I would start with the lowest-level operations like the constructors and align, concat, merge. These are called in many of the other functions so fixing these is a prerequisite for getting the rest working. I've looked at align, concat & merge recently so can help if you need to chat about confusing error messages.
indexes strip units
What does this mean? You can't have units in a IndexVariable?
What does this mean? You can't have units in a IndexVariable?
yes, we had that discussion from https://github.com/pydata/xarray/issues/525#issuecomment-514452182 on. Short version: pd.Index converts using np.asarray and support for units probably requires #1603.
I will try to figure out the reason for each of these test failures, but I'd appreciate help.
Would #3643 be the best place to offer contributions at this point, or somewhere else?
I think issues related to DataArray + pint should be in #3643, for everything else you can use this issue or new issues / pull requests.
If you want to, I'd appreciate someone reviewing the tests in test_units.py since I don't think anyone other than me thoroughly looked at all of them. You could also investigate / fix the Dataset issues, investigate the reason for the UnitStrippedWarnings or start writing documentation on how to use pint in combination with xarray.
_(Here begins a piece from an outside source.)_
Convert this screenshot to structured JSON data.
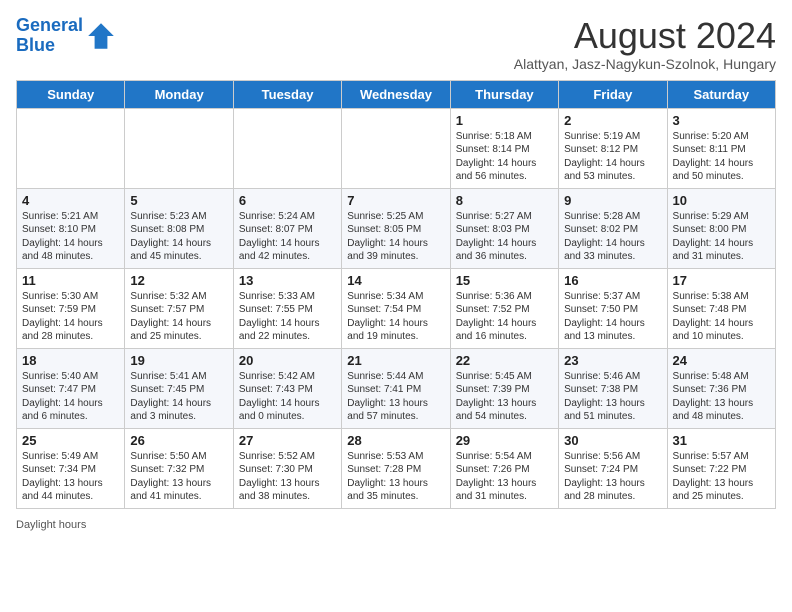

so, except from the major issues mentioned above which we won't be able to fix in the near future (but there will probably be workarounds in pint-xarray) we only have three minor issues: nanprod, support for per variable fill values and the repr (#2773).
I don't think nanprod and the fill values are particularly urgent, so if we get support for the repr (maybe using some sort of hook that a library like pint-xarray can then use to properly format the duckarray) and put together the documentation page, we could include this in the 0.16 release.
Edit: I guess the release is already big enough so I don't really mind waiting on the next release, but this is really close.
@keewis Shall we close this? It seems the only outstanding one is nanprod with quantities. Which sort of indicates that we've made the necessary big changes.
#6873 might fix the nanprod issue, and we have a separate issue for the last big change left (#3950, which is not really limited to quantities) so I agree that we should be able to close this with #6873.
We might want to open a new issue to get the known issues to work, though.